Community Briefs November ’19

Surviving the Holidays After Losing a Loved One

When a loved one dies and condolence visits from family and friends have dwindled, often the bereaved are left trying to piece their lives back together. For those grieving the loss of a loved one, the holidays can be an especially 
difficult time. 

Blue Ridge Hospice’s Grief Support Staff is offering workshops in Winchester and Front Royal throughout November designed to help individuals and families prepare for a holiday season without their loved one. All grief support offerings are open to the public and free of charge. 

“The reason we offer these workshops is because every year around October we see an increase in people seeking grief counseling,” explains Christina Thomas, a Blue Ridge Hospice Grief Support Counselor, “The holidays are when we take time to be with our loved ones. It’s where we have a lot of our memories of family. We recognize the need to talk about how grief may look different during this time of year.” 

Surviving the Holiday workshops are for adults, and will occur on November 12 in Front Royal and November 21 in Winchester, Va. Preparing for the Holidays as a Family workshop is for families with children ages 4–17. Using music and other activities, families will have the opportunity to identify and work through feelings associated with their loss in preparation of the holiday season. All holiday workshops require pre-registration by calling 540-313-9214 or emailing 
info@blueridgehospice.org.

Thomas states, “In these workshops we focus on creating a plan. Instead of focusing on the holidays being ‘easier’ we want you to feel they are possible. That although you are grieving, you can get through them in the way that you want and the way that makes the most sense to you.”

Blue Ridge Hospice’s Grief Support Services are made possible through generous donations from the community. For a full list of grief support offerings, visit brhospice.org or 
call 540-313-9214. 

Sanctuary Wellness Center Has Booked 5-week Radio Series

Beginning Tuesday, December 3, from 4:30 to 5pm, Berryville’s Sanctuary Wellness Center will be featured weekly on Mind Body Radio, found at www.mindbodyradio.com. The show will not air on Christmas Eve or New Year’s Eve).

“We will be discussing much more than herbal medicine,” said owner Geo Derick Giordano, MSc, RH (AHG), a Registered Medical Herbalist. “We hope to include more holistic types of healing like those that we offer here at the Sanctuary Wellness Center. In my interview we discussed a bit about Homeopathy and Ayurvedic medicine.
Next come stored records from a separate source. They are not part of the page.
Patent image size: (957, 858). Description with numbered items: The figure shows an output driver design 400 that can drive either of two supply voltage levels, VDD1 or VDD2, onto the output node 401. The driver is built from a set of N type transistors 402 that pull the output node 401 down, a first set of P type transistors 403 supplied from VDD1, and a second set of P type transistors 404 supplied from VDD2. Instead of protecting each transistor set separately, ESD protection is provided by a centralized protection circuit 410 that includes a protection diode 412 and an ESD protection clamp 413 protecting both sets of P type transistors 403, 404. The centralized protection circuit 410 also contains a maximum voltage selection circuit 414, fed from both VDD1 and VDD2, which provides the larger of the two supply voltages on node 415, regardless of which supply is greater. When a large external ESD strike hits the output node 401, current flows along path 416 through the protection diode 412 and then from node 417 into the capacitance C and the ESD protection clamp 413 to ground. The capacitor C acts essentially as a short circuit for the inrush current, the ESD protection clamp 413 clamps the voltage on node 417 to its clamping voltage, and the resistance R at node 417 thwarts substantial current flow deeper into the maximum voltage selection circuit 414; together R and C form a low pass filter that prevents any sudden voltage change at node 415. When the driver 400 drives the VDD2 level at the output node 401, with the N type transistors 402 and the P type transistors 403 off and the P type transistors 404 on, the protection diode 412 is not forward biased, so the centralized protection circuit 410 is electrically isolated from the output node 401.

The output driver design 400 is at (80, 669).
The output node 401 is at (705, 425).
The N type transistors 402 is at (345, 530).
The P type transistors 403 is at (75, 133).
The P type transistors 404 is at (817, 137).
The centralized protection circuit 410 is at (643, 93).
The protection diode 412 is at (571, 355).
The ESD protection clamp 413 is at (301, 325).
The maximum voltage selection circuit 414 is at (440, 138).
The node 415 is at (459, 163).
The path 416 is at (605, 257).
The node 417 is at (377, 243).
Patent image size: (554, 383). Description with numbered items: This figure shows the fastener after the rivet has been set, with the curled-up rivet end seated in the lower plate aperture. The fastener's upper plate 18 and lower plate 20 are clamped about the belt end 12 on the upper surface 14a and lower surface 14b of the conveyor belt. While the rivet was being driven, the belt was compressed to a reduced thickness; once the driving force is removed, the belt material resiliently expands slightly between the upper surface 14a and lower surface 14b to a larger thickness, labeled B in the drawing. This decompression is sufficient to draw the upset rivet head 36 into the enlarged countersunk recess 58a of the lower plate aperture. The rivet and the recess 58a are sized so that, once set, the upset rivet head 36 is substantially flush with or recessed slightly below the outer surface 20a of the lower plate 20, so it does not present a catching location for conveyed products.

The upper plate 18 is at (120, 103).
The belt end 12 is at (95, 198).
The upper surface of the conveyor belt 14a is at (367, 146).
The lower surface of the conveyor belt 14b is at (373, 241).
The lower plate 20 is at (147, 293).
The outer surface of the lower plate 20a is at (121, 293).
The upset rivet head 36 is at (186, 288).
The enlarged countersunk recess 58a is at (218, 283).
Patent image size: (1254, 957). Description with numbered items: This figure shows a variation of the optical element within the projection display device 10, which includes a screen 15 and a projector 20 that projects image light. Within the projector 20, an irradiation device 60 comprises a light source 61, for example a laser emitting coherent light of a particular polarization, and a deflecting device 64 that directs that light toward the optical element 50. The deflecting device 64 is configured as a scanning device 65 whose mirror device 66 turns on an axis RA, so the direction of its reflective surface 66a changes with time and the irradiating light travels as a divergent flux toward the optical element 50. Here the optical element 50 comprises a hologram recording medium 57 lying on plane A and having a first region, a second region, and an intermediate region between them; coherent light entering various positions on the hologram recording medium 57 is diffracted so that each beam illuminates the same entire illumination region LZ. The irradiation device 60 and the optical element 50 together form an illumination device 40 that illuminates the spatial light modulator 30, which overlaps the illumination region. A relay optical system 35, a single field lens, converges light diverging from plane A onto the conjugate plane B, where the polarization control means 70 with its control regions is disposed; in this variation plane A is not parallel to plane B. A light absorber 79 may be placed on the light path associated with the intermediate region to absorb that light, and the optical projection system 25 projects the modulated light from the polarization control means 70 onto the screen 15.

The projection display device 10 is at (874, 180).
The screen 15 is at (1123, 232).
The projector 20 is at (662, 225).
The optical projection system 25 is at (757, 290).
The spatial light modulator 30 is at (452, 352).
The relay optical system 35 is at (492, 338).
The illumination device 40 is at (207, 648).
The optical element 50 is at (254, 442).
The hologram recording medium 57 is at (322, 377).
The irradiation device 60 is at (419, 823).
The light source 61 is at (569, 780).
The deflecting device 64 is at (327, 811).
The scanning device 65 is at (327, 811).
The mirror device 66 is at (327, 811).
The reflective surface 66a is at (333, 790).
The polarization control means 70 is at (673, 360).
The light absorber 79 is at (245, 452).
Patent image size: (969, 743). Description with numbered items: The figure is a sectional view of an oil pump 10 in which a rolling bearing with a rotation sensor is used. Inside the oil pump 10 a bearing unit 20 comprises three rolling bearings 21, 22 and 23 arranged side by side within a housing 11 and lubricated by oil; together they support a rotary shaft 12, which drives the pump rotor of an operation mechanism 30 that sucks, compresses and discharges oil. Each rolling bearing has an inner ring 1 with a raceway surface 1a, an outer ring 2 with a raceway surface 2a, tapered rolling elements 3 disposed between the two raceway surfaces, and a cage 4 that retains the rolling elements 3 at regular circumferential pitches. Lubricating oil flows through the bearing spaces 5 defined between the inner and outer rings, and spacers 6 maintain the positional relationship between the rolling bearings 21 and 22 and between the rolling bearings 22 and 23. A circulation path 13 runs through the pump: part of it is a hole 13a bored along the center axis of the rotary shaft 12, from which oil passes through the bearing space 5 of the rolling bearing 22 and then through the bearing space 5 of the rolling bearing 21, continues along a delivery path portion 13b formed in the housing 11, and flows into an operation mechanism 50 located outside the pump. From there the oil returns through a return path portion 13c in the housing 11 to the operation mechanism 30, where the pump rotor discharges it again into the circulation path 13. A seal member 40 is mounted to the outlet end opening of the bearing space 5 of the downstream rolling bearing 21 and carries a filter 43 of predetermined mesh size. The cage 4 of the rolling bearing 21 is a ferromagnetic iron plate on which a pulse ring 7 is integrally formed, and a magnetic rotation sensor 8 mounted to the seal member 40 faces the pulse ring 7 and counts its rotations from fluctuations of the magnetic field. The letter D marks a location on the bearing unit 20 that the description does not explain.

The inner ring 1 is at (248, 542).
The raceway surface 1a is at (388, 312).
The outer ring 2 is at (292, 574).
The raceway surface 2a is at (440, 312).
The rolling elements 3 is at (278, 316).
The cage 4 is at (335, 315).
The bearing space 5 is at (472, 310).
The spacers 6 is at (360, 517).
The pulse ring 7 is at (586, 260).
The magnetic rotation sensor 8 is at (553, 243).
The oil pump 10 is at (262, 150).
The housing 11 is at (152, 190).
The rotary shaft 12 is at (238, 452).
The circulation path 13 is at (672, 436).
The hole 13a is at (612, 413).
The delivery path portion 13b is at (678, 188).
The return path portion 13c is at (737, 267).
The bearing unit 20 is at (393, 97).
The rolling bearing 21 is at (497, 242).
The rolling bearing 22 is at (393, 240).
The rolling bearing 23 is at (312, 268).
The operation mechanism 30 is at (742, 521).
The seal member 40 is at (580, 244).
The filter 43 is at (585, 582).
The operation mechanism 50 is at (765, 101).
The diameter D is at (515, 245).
You can hear that interview from a link on our Facebook page.”

For information, contact the Sanctuary Wellness Center: 410-707-4486; geoderick@gmail.comgderick1@jhu.eduwww.geosjoy.com
www.sanctuaryberryville.com.

Blue Ridge Singers Christmas Concerts

The Blue Ridge Singers, a non-profit chamber choir in its eleventh season, invites the community to two Christmas concerts this season, “Canticum Novum: Sing a New Song.” A December 13 concert in Front Royal will be performed at Front Royal Presbyterian Church, located at 115 Luray Ave. at 7:30pm. A December 15 concert in Winchester will be at First Baptist Church, located at 205 W. Piccadilly St., at 4pm. Concerts are free to the public; the suggested donation is $10. A reception for all will immediately follow the performances. Visit www.blueridgesingers.org for more information.

The choir’s members come from Hagerstown, Berryville, Boyce, Winchester, Front Royal and surrounding townships.  Along with the two scheduled concerts in Front Royal and Winchester, they have performed for Westminster Canterbury and The Village at Orchard Ridge, and more informally as carolers at Christmas in Front Royal at several assisted living locations.

Dr. Jeffrey Alban, artistic director for the tone of the Christmas concert series, explained that the choir will explore a new harmonic language through the music of Gerald Near. “Prominent in this music is the juxtaposition of melodies of Latin Gregorian chant with polyphonic choral settings of more common Christmas carols,” he said. “The choir is accompanied by the organ with a good deal of intense, but controlled dissonance. Because of the non-metric nature of Gregorian chant, the music is rhythmically challenging as well. 

“The choir will contrast this style with a variety of works featuring Renaissance polyphony, a 19th-century chorale and fugue by Johannes Brahms and contemporary settings of carols, old and new. This will be an eclectic, but enjoyable program, with something for everyone.”